Inserting a wan stop and 10 second sleep before then running their code (without strace) results in a full upload but the new fw isn't installed - it never gets to the flashing light sequence. The upload completes (percentage counts all the way up) but the final upload complete acknowledgement isn't received by the web page.
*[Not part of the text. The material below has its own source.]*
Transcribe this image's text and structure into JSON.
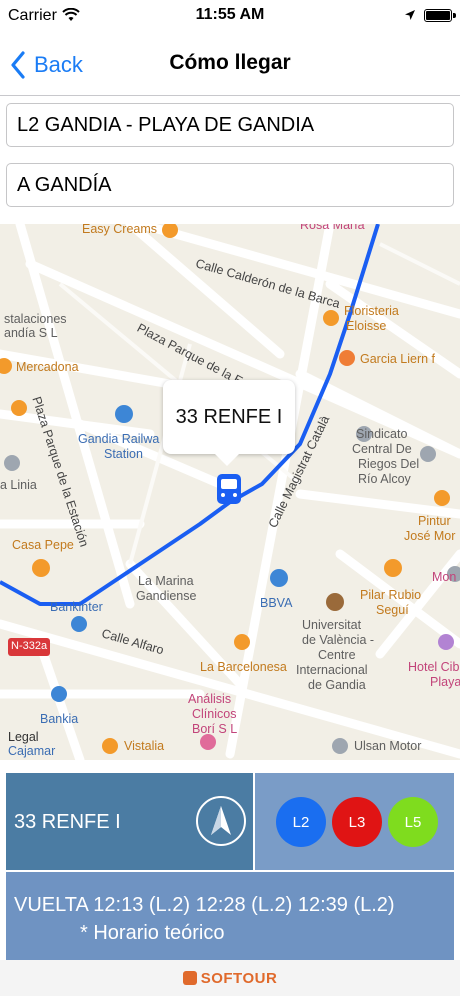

Another way of looking at: At what point in the firmware changes did this stop working? A series up tests with PPPoE LAN connected:
So, some change between B2 and B3 seems to have caused an issue. See https://github.com/ntadmin/DGND3700v2/compare/NEWT16B2...NEWT16B3 for comparison
Turning off the adblocking doesn't resolve the issue.
When a firmware update is atempted via the web interface when the PPPoE link is active, the following sequence is observed:
It doesn't go into the "flashing power light" mode that you would expect to see after upload is completed. This has been raised on the Netgear forums and with their support people (see here), but so far no response from them.